Home prices climbed 3.2 percent year-over-year in August, according to the latest S&P CoreLogic Case-Shiller U.S. National Home Price NSA Index, released Tuesday. The uptick is modest — in the preceding month, home prices recorded a 3.1 percent annual gain.
“The U.S. National Home Price NSA Index trend remained intact with a year-over-year price change of 3.2 percent,” Philip Murphy, managing director and global head of index governance at S&P Dow Jones Indices, said in a statement. “However, a shift in regional leadership may be underway beneath the headline national index.”
Regionally, some turnaround was observed. The highest year-over-year gains took place in Phoenix, Charlotte, and Tampa — at 6.3, 4.5 and 4.3 percent, respectively. Las Vegas, which previously boasted the second highest home price growth in the U.S., dropped to eighth place in August.
“Meanwhile, the Southeast region included three of the top four cities,” Murphy said. “Charlotte, Tampa, and Atlanta all recorded solid year-over-year performance with price changes of 4.5 percent, 4.3 percent, and 4.0 percent, respectively.
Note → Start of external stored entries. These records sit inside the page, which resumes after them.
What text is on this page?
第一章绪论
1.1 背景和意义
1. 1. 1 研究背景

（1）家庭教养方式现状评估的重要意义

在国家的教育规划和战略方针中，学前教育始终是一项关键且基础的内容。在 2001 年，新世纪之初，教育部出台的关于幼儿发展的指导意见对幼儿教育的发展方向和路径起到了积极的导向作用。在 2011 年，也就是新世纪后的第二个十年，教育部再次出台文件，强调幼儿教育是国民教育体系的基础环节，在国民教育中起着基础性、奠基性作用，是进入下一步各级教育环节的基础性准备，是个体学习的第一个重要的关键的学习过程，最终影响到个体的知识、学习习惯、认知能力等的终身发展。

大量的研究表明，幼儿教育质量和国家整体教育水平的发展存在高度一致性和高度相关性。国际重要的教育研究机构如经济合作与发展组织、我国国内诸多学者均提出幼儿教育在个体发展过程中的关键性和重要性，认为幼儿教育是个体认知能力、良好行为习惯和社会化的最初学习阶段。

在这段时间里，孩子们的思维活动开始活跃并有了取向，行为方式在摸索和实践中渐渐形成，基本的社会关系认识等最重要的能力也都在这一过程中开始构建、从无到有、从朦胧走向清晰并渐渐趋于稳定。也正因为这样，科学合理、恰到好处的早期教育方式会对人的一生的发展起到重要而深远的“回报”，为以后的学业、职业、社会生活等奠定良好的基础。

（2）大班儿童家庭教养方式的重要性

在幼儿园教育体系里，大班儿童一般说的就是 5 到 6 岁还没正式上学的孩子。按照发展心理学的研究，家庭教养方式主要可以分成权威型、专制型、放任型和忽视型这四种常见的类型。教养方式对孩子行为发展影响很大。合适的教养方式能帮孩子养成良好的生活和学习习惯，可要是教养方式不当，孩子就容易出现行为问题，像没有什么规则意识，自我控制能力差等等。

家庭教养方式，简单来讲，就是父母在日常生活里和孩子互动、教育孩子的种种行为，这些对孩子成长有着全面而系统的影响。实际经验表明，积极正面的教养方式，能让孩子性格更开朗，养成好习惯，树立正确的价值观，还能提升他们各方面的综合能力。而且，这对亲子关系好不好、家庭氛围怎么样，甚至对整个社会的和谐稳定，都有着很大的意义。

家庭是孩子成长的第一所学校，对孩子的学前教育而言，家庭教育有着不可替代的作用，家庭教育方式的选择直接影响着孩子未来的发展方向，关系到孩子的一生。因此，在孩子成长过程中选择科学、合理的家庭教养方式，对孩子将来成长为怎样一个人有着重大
In the Northwest, Seattle’s year-over-year change turned positive (0.7 percent) after three consecutive months of negative year-over-year price changes.”
“Persistently low mortgage rates have seemingly ended what might have otherwise been a home price race-to-the-bottom this late in our economic expansion,” Ralph B. McLaughlin, deputy chief economist and executive of research and insights for CoreLogic, said in a statement. “Mortgage rates this low at the end of an economic cycle is nearly unprecedented, and may be very well keeping the housing market – and U.S. economy – afloat.”